Monday, October 19, 2020 4pm
About this Event
"Walking in the Footsteps of History: Digital Documentation and Visualization of the Civil Rights Movement"
Danielle Wilkins is an Assistant Professor at Georgia Institute of Technology's School of Architecture and a practicing designer, researcher, and educator who brings architectural engagement to diverse audiences through interactive projects. Her research and practice experiences span design/build, early intervention design education, transatlantic studies, and historic site documentation and visualization. As the 2015 Society of Architectural Historians’ H. Allen Brooks Travelling Fellow, she traveled to Iceland, the Faroe Islands, Cuba, and Japan to research the impact of tourism on cultural heritage sites.
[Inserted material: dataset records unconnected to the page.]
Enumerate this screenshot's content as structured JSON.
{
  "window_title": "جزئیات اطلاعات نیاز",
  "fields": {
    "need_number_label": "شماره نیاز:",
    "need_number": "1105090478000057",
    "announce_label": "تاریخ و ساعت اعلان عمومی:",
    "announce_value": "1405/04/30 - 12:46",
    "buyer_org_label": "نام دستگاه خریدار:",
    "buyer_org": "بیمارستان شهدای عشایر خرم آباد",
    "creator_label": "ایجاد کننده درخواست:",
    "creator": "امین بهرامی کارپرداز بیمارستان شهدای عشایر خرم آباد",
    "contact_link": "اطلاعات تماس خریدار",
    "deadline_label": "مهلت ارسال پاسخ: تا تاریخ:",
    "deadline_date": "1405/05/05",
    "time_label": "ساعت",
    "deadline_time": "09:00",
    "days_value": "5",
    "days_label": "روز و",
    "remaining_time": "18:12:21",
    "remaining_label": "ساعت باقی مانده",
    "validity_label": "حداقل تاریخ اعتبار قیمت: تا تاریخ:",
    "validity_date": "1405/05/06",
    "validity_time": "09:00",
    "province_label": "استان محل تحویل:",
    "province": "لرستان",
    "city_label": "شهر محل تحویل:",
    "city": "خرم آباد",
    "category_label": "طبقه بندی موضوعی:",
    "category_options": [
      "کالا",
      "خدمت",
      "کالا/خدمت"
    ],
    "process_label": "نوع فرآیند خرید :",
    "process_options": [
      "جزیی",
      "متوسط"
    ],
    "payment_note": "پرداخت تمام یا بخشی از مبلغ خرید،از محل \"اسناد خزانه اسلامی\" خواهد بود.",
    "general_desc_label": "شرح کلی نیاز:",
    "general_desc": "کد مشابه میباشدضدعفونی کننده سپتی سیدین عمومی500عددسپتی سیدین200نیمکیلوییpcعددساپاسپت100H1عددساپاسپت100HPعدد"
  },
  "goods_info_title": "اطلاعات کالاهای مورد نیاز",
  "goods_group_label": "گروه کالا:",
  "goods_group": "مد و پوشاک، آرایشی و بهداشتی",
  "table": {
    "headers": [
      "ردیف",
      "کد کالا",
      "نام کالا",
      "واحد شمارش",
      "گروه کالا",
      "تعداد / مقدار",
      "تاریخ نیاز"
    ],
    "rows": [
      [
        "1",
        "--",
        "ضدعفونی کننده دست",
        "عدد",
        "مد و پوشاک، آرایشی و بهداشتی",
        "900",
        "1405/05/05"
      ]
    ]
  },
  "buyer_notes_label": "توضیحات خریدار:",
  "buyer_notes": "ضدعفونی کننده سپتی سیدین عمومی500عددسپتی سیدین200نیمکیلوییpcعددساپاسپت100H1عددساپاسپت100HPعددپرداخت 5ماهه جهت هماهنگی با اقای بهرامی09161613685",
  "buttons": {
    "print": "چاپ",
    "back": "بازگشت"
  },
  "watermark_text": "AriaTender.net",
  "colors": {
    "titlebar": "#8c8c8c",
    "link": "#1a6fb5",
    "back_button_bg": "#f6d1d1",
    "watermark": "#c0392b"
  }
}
Currently, she is working with Auburn University Associate Professor Liu and an interdisciplinary team from the McWhorter School of Building Science, the Department of History, and the Media Production Group on “Walking in the Footsteps of History”, an experimental survey and modeling project to digitally reconstruct the area south of the Edmund Pettus Bridge during the 'Bloody Sunday' events of March 7, 1965. This project is working to record and represent the built environment through the use of 3D LiDAR scans, UAV photogrammetry, and digital modeling. Wilkins is also currently developing a manuscript for publication with the University of Virginia Press: The Transatlantic Design Network: Jefferson, Soane, and agents of architectural exchange, 1768-1838 (working title). Thus far, this research has been supported by grants from Auburn University, the Sir John Soane’s Museum Foundation, the Society of Architectural Historians of Great Britain, and a Franklin Research Grant from the American Philosophical Society (APS).